The question came from a Finnish journalist as Erdoğan was holding a joint press conference with visiting Finnish President Sauli Niinisto late on Oct. 13. The main topic turned to the Oct. 10 double suicide bombings that killed at least 97 people in Turkey’s capital Ankara. 

“I have found the opportunity to travel around your beautiful country. Unfortunately, some citizens are afraid of you, they claim that you have been ruling your country with dictatorship,” the journalist said, speaking fluent Turkish. 

“At the same time, what is more desperate is that some people have been claiming that the state is involved in the terror attack in Ankara. What do you think about these claims?” he then asked.

Erdoğan’s first asked which media outlet the journalist was working for, before responding:

“First of all, one should see quite frankly that surely you wouldn’t be able to ask such a question in a country that has a dictator. The second point: you wouldn’t be to insult a country’s prime minister, president or his family without restraint in a country where there is a dictatorship.” 

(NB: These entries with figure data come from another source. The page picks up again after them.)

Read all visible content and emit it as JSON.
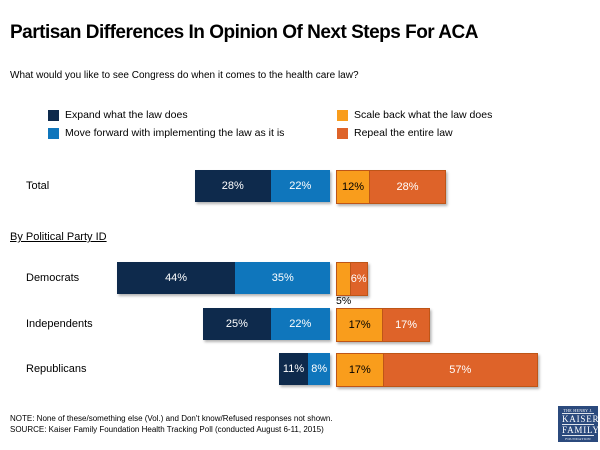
{
  "title": "Partisan Differences In Opinion Of Next Steps For ACA",
  "subtitle": "What would you like to see Congress do when it comes to the health care law?",
  "group_label": "By Political Party ID",
  "notes": {
    "note": "NOTE: None of these/something else (Vol.) and Don't know/Refused responses not shown.",
    "source": "SOURCE: Kaiser Family Foundation Health Tracking Poll (conducted August 6-11, 2015)"
  },
  "logo": {
    "top": "THE HENRY J.",
    "kaiser": "KAISER",
    "family": "FAMILY",
    "bottom": "FOUNDATION",
    "bg_color": "#2B4A7D"
  },
  "chart_data": {
    "type": "bar",
    "orientation": "horizontal",
    "stacked": true,
    "split": "left group (expand / move forward) right-aligned to a center gap; right group (scale back / repeal) left-aligned after the gap",
    "unit": "%",
    "axis": "none (value labels shown on segments)",
    "legend_position": "top, two columns",
    "categories": [
      "Total",
      "Democrats",
      "Independents",
      "Republicans"
    ],
    "series": [
      {
        "name": "Expand what the law does",
        "color": "#0E2A4C",
        "label_color": "#FFFFFF",
        "values": [
          28,
          44,
          25,
          11
        ]
      },
      {
        "name": "Move forward with implementing the law as it is",
        "color": "#0F76BC",
        "label_color": "#FFFFFF",
        "values": [
          22,
          35,
          22,
          8
        ]
      },
      {
        "name": "Scale back what the law does",
        "color": "#F99D1C",
        "label_color": "#000000",
        "values": [
          12,
          5,
          17,
          17
        ]
      },
      {
        "name": "Repeal the entire law",
        "color": "#DE6329",
        "label_color": "#FFFFFF",
        "values": [
          28,
          6,
          17,
          57
        ]
      }
    ],
    "value_label_note": "Democrats' 5% (scale back) segment too small; its label is drawn below the bar"
  }
}
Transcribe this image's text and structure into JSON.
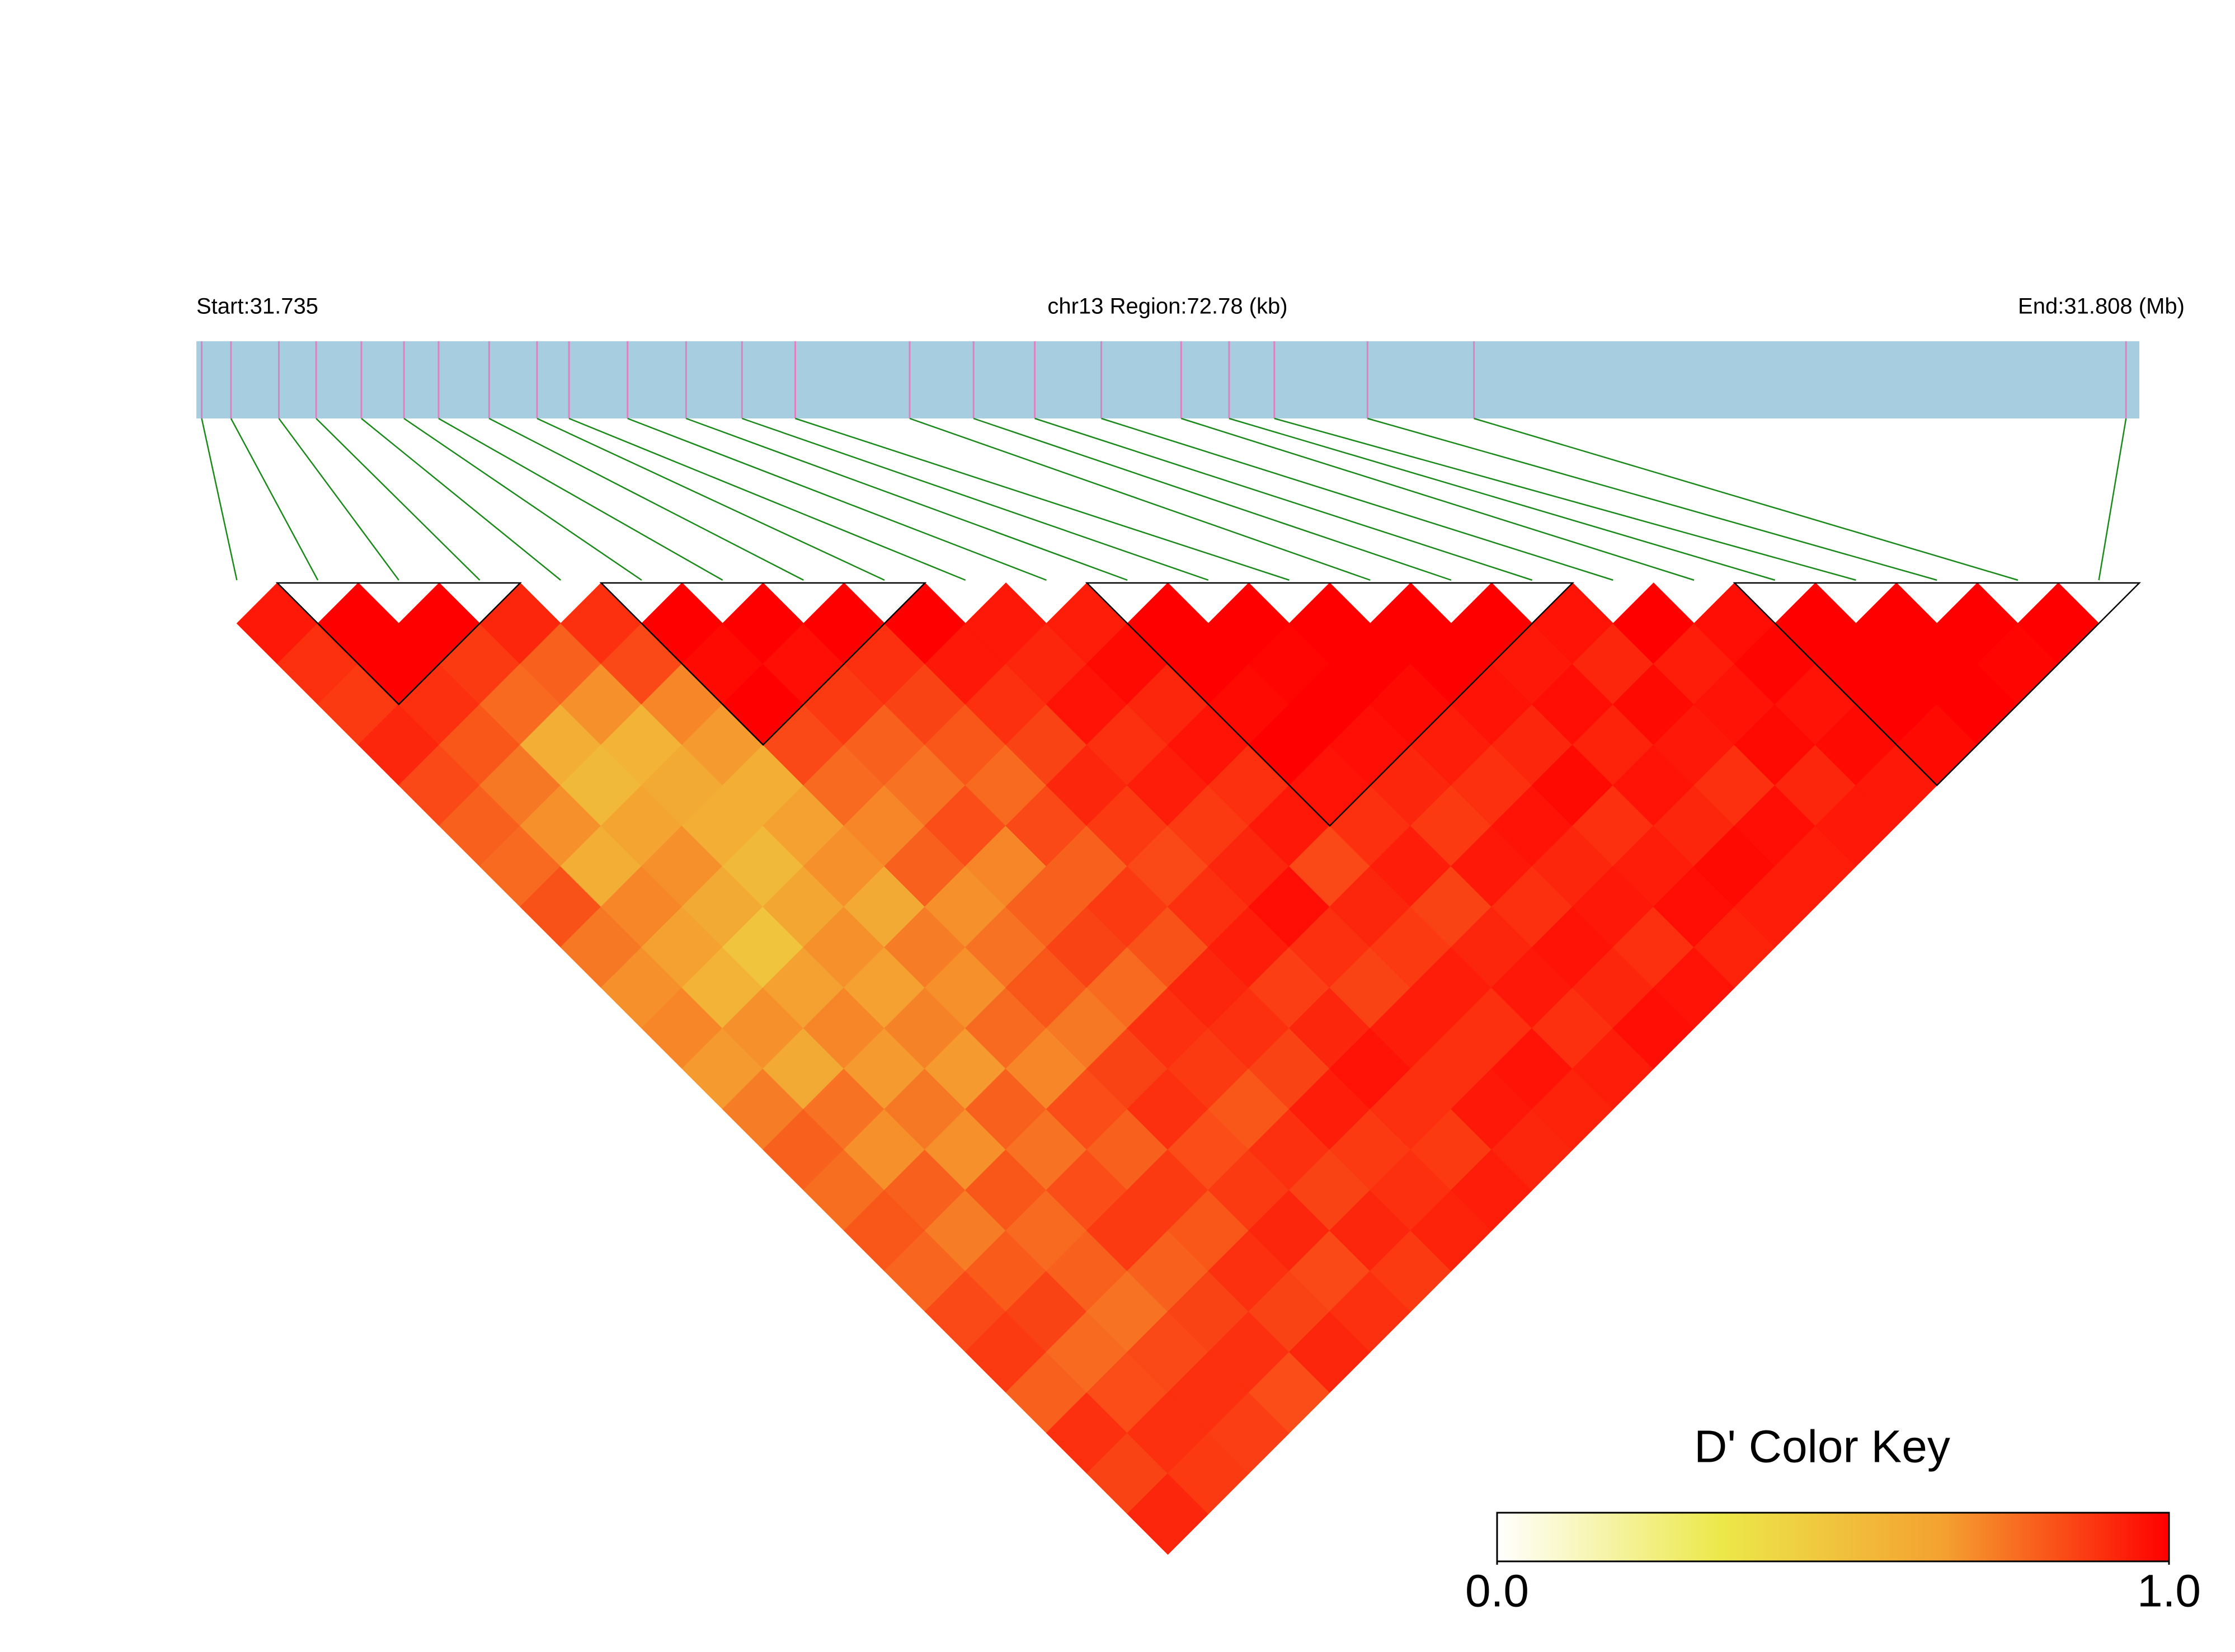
{
  "chart_data": {
    "type": "ld-heatmap",
    "start_label": "Start:31.735",
    "region_label": "chr13 Region:72.78 (kb)",
    "end_label": "End:31.808 (Mb)",
    "xlim": [
      31.735,
      31.808
    ],
    "snp_positions": [
      31.7352,
      31.7363,
      31.7381,
      31.7395,
      31.7412,
      31.7428,
      31.7441,
      31.746,
      31.7478,
      31.749,
      31.7512,
      31.7534,
      31.7555,
      31.7575,
      31.7618,
      31.7642,
      31.7665,
      31.769,
      31.772,
      31.7738,
      31.7755,
      31.779,
      31.783,
      31.8075
    ],
    "matrix": [
      [
        0.95,
        0.9,
        0.88,
        0.92,
        0.85,
        0.8,
        0.78,
        0.83,
        0.75,
        0.7,
        0.72,
        0.68,
        0.74,
        0.8,
        0.77,
        0.82,
        0.79,
        0.85,
        0.88,
        0.8,
        0.9,
        0.86,
        0.92
      ],
      [
        1,
        1,
        0.9,
        0.82,
        0.75,
        0.7,
        0.6,
        0.72,
        0.66,
        0.58,
        0.7,
        0.62,
        0.76,
        0.7,
        0.8,
        0.74,
        0.81,
        0.86,
        0.78,
        0.84,
        0.9,
        0.88
      ],
      [
        1,
        0.88,
        0.78,
        0.6,
        0.55,
        0.65,
        0.7,
        0.62,
        0.5,
        0.66,
        0.72,
        0.68,
        0.75,
        0.7,
        0.82,
        0.78,
        0.8,
        0.76,
        0.85,
        0.9,
        0.87
      ],
      [
        0.92,
        0.8,
        0.7,
        0.58,
        0.62,
        0.6,
        0.55,
        0.64,
        0.7,
        0.66,
        0.73,
        0.68,
        0.8,
        0.76,
        0.84,
        0.88,
        0.8,
        0.86,
        0.9,
        0.84
      ],
      [
        0.9,
        0.85,
        0.72,
        0.68,
        0.6,
        0.66,
        0.7,
        0.62,
        0.74,
        0.7,
        0.78,
        0.72,
        0.84,
        0.8,
        0.88,
        0.82,
        0.9,
        0.86,
        0.92
      ],
      [
        1,
        0.98,
        1,
        0.85,
        0.78,
        0.72,
        0.8,
        0.7,
        0.76,
        0.82,
        0.75,
        0.86,
        0.9,
        0.84,
        0.88,
        0.92,
        0.85,
        0.9
      ],
      [
        1,
        0.97,
        0.88,
        0.8,
        0.76,
        0.84,
        0.72,
        0.8,
        0.86,
        0.78,
        0.9,
        0.88,
        0.82,
        0.9,
        0.86,
        0.92,
        0.88
      ],
      [
        1,
        0.9,
        0.86,
        0.82,
        0.78,
        0.85,
        0.8,
        0.88,
        0.83,
        0.92,
        0.9,
        0.86,
        0.94,
        0.88,
        0.9,
        0.93
      ],
      [
        1,
        0.95,
        0.9,
        0.86,
        0.92,
        0.88,
        0.85,
        0.9,
        0.94,
        0.87,
        0.92,
        0.96,
        0.9,
        0.88,
        0.94
      ],
      [
        0.95,
        0.92,
        0.96,
        0.9,
        0.94,
        0.88,
        0.92,
        0.97,
        0.9,
        0.86,
        0.94,
        0.9,
        0.95,
        0.92
      ],
      [
        0.94,
        0.98,
        0.92,
        0.96,
        0.9,
        0.95,
        0.85,
        0.92,
        0.88,
        0.94,
        0.9,
        0.96,
        0.93
      ],
      [
        1,
        1,
        0.98,
        1,
        0.96,
        0.9,
        0.94,
        0.86,
        0.92,
        0.95,
        0.9,
        0.94
      ],
      [
        1,
        0.99,
        1,
        0.97,
        0.92,
        0.88,
        0.95,
        0.9,
        0.96,
        0.92,
        0.97
      ],
      [
        1,
        1,
        0.98,
        0.94,
        0.9,
        0.96,
        0.92,
        0.95,
        0.9,
        0.96
      ],
      [
        1,
        1,
        0.96,
        0.92,
        0.98,
        0.9,
        0.94,
        0.97,
        0.93
      ],
      [
        1,
        0.95,
        0.97,
        0.93,
        0.96,
        0.92,
        0.98,
        0.94
      ],
      [
        0.96,
        0.92,
        0.98,
        0.95,
        0.9,
        0.97,
        0.94
      ],
      [
        1,
        0.94,
        0.96,
        0.98,
        0.92,
        0.95
      ],
      [
        0.97,
        0.99,
        0.96,
        0.98,
        0.95
      ],
      [
        1,
        1,
        1,
        0.98
      ],
      [
        1,
        1,
        1
      ],
      [
        1,
        0.99
      ],
      [
        1
      ]
    ],
    "blocks": [
      [
        1,
        3
      ],
      [
        5,
        8
      ],
      [
        11,
        16
      ],
      [
        19,
        23
      ]
    ],
    "colors": [
      "#ffffff",
      "#ece84a",
      "#f4a030",
      "#ff0000"
    ],
    "bar_color": "#a6cde0",
    "snp_tick_color": "#e080c0",
    "snp_line_color": "#1a8a1a",
    "key_title": "D' Color Key",
    "clim": [
      0,
      1
    ],
    "key_ticks": [
      {
        "value": 0,
        "label": "0.0"
      },
      {
        "value": 1,
        "label": "1.0"
      }
    ]
  }
}
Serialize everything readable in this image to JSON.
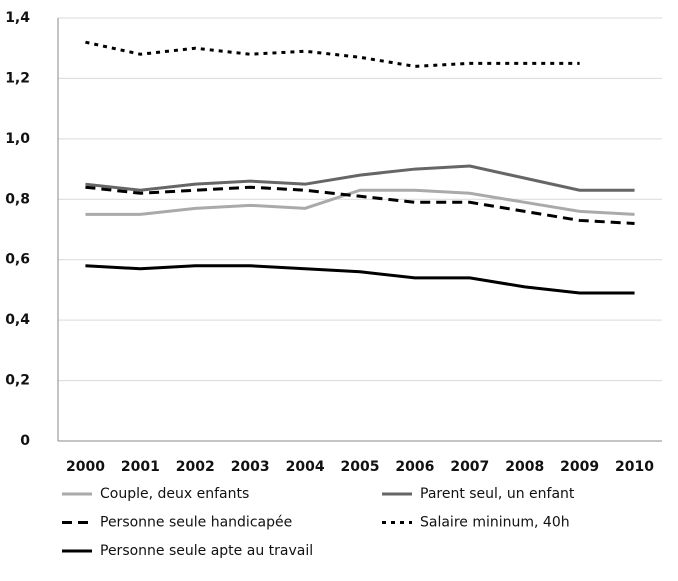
{
  "chart_data": {
    "type": "line",
    "categories": [
      "2000",
      "2001",
      "2002",
      "2003",
      "2004",
      "2005",
      "2006",
      "2007",
      "2008",
      "2009",
      "2010"
    ],
    "ylim": [
      0,
      1.4
    ],
    "yticks": [
      {
        "value": 0,
        "label": "0"
      },
      {
        "value": 0.2,
        "label": "0,2"
      },
      {
        "value": 0.4,
        "label": "0,4"
      },
      {
        "value": 0.6,
        "label": "0,6"
      },
      {
        "value": 0.8,
        "label": "0,8"
      },
      {
        "value": 1.0,
        "label": "1,0"
      },
      {
        "value": 1.2,
        "label": "1,2"
      },
      {
        "value": 1.4,
        "label": "1,4"
      }
    ],
    "grid": true,
    "series": [
      {
        "name": "Couple, deux enfants",
        "color": "#aaaaaa",
        "dash": "solid",
        "values": [
          0.75,
          0.75,
          0.77,
          0.78,
          0.77,
          0.83,
          0.83,
          0.82,
          0.79,
          0.76,
          0.75
        ]
      },
      {
        "name": "Parent seul, un enfant",
        "color": "#666666",
        "dash": "solid",
        "values": [
          0.85,
          0.83,
          0.85,
          0.86,
          0.85,
          0.88,
          0.9,
          0.91,
          0.87,
          0.83,
          0.83
        ]
      },
      {
        "name": "Personne seule handicapée",
        "color": "#000000",
        "dash": "dashed",
        "values": [
          0.84,
          0.82,
          0.83,
          0.84,
          0.83,
          0.81,
          0.79,
          0.79,
          0.76,
          0.73,
          0.72
        ]
      },
      {
        "name": "Salaire mininum, 40h",
        "color": "#000000",
        "dash": "dotted",
        "values": [
          1.32,
          1.28,
          1.3,
          1.28,
          1.29,
          1.27,
          1.24,
          1.25,
          1.25,
          1.25,
          null
        ]
      },
      {
        "name": "Personne seule apte au travail",
        "color": "#000000",
        "dash": "solid",
        "values": [
          0.58,
          0.57,
          0.58,
          0.58,
          0.57,
          0.56,
          0.54,
          0.54,
          0.51,
          0.49,
          0.49
        ]
      }
    ]
  }
}
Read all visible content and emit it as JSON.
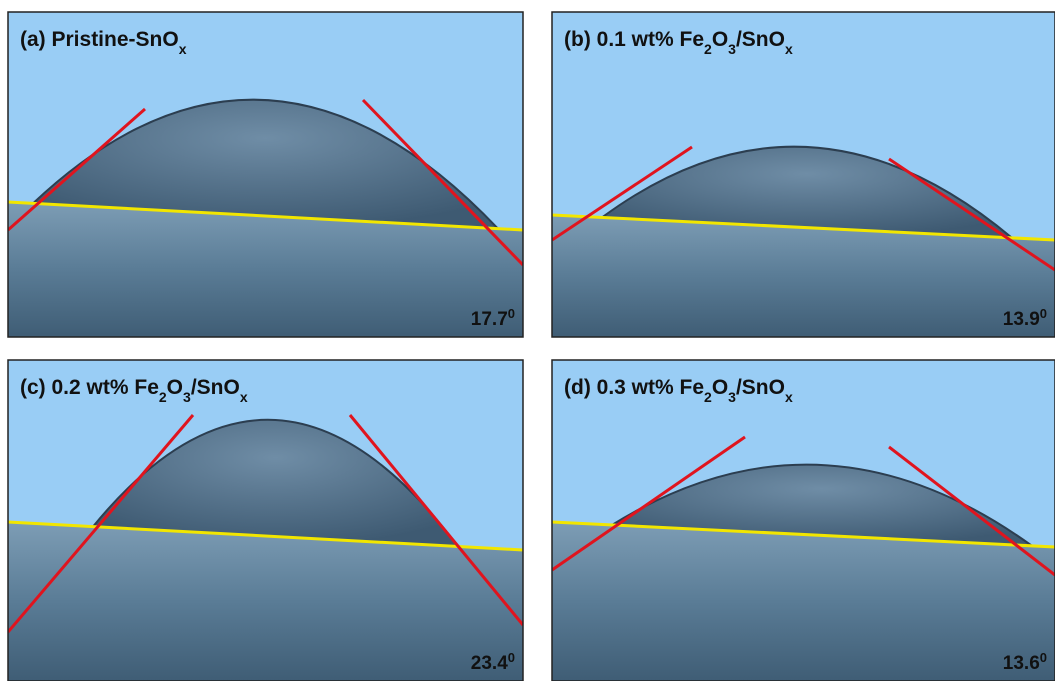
{
  "panels": [
    {
      "label_parts": [
        "(a) Pristine-SnO",
        "x"
      ],
      "angle": 17.7,
      "degree_mark": "0"
    },
    {
      "label_parts": [
        "(b) 0.1 wt%  Fe",
        "2",
        "O",
        "3",
        "/SnO",
        "x"
      ],
      "angle": 13.9,
      "degree_mark": "0"
    },
    {
      "label_parts": [
        "(c)  0.2 wt%  Fe",
        "2",
        "O",
        "3",
        "/SnO",
        "x"
      ],
      "angle": 23.4,
      "degree_mark": "0"
    },
    {
      "label_parts": [
        "(d)  0.3 wt%  Fe",
        "2",
        "O",
        "3",
        "/SnO",
        "x"
      ],
      "angle": 13.6,
      "degree_mark": "0"
    }
  ]
}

Having served as prime minister from the current caretaker of the interim government, the Justice and Development Party (AKP), from early 2003 to August 2014, Erdoğan was elected president by popular vote in August 2014.

“I’m someone who was elected president by 52 percent of my people a year ago. Who are those people declaring that a person who was elected president by 52 percent of his people’s vote as dictator?” he asked.

Labeling him increasingly authoritarian and divisive, Erdoğan’s opponents have blamed him for the Oct. 10 attack, accusing the state of intelligence failings and, at worst, of complicity by stirring up nationalist, anti-Kurdish sentiment.

The government, facing a growing Kurdish conflict at home and the spillover of war in Syria, vehemently denies the accusations.

Speaking at the press conference, Erdoğan, who is known to have long aspired for a presidential system with fewer checks and balances, said Turkey is a country where freedoms are limitless in its democratic parliamentary system.